The 46-year-old actress and wellness guru muses about the feminine beauty ideal, and how it’s inherently fraught for women as they age.

Gwyneth Paltrow’s polarizing candor and approach to wellness may not be for everyone, but there’s no denying it: She’s a harbinger of change for discourse around women’s health.

Taking a no-holds-barred approach to taboo subjects, the Oscar-winning actress recently opened up about experiencing perimenopause and her hopes to reshape the narratives around it. Now she’s getting more frank than ever about aging, musing about the feminine beauty ideal and how it’s inherently fraught for women as they age.

In the debut episode of Goop’s new podcast, The Beauty Closet, Paltrow spoke openly about how being celebrated for her appearance has been something of a Catch-22. “I’ve always felt so funny about my looks,” explained the 46-year-old. “I think that it’s very rare to think that you’re a beautiful person, and so, I feel like every other woman, like I don’t see that when I look in the mirror.”

She continued, “I think for me it’s more internally feeling.... You know, as I go on in life, and I feel more and more myself and less judgmental about myself, my values become clearer to me. I can be in integrity all the time, which was much harder when you’re a younger woman, and you’re trying to please and juggling all this stuff.”

Paltrow also acknowledges the social shifts and internal struggles catalyzed by the natural bodily changes that come with aging. “When you come to age, if you have this broad identity as that, what does it mean to get wrinkles and get closer to menopause? And all these things, and it’s like, what happens to your identity as a woman if you’re not f***kable and beautiful?”
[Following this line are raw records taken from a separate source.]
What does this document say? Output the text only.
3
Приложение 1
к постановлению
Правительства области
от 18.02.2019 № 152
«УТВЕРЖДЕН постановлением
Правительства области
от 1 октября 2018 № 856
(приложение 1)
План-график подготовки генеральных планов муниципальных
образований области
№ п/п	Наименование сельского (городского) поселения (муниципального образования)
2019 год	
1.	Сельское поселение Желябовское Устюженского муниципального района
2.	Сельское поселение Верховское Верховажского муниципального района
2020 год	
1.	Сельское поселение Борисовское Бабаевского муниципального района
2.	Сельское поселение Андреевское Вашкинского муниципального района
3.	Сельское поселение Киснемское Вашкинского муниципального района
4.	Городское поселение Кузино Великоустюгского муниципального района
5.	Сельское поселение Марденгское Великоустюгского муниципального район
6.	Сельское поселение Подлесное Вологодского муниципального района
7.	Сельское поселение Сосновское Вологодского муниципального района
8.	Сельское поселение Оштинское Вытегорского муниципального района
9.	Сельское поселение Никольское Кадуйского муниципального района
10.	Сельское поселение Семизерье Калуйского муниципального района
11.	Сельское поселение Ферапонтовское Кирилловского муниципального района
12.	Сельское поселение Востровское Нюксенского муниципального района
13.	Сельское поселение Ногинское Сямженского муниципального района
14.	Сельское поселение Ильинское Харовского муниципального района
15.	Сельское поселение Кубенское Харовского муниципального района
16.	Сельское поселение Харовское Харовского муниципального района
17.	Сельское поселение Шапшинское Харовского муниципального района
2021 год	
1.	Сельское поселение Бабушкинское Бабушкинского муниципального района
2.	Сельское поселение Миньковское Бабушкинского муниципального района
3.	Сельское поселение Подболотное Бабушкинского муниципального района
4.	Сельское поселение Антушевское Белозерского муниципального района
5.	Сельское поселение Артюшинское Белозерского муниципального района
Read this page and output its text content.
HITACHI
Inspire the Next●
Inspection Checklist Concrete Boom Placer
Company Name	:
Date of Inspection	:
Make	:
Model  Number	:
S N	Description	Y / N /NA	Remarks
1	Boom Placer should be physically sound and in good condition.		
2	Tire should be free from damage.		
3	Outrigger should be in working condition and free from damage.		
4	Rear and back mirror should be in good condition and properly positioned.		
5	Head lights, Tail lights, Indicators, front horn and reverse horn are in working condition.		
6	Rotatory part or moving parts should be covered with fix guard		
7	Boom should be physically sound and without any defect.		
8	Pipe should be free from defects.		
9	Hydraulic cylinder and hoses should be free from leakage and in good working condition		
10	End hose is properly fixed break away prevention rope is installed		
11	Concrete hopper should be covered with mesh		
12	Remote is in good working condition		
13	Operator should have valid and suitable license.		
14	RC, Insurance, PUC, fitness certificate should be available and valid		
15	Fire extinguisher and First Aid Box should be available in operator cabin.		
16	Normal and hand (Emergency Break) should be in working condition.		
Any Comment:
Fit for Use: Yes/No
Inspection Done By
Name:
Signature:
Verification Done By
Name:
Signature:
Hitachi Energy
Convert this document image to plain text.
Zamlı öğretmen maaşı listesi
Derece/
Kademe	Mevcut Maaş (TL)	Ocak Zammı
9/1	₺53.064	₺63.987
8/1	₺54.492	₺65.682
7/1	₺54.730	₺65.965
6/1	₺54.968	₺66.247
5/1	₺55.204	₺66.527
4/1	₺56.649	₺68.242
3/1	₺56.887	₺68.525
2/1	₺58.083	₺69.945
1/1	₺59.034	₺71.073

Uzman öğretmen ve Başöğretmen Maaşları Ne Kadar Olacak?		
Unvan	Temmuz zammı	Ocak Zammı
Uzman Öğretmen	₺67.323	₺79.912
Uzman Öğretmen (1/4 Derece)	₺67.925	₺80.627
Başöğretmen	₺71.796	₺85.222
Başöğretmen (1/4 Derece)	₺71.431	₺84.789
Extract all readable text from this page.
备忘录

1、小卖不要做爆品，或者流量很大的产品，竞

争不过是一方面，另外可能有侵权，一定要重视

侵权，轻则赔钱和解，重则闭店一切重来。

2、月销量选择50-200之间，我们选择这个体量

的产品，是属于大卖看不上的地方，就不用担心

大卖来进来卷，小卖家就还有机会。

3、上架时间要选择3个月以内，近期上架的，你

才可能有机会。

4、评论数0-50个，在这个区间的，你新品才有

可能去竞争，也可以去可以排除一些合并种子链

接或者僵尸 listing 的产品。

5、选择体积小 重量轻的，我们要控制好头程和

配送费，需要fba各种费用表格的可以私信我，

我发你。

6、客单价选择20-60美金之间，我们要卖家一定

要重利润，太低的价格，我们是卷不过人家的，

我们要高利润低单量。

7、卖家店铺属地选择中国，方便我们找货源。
Asking tough questions about aging while being transparent about her personal journey under the magnifying glass of Hollywood scrutiny, Paltrow continues to be a candid voice around wellness, both physical and emotional. Just as powerfully, she underlines that, for her, there’s at least one silver lining: “Luckily, what’s happening at the same time in parallel [with aging]...you just start to like yourself.”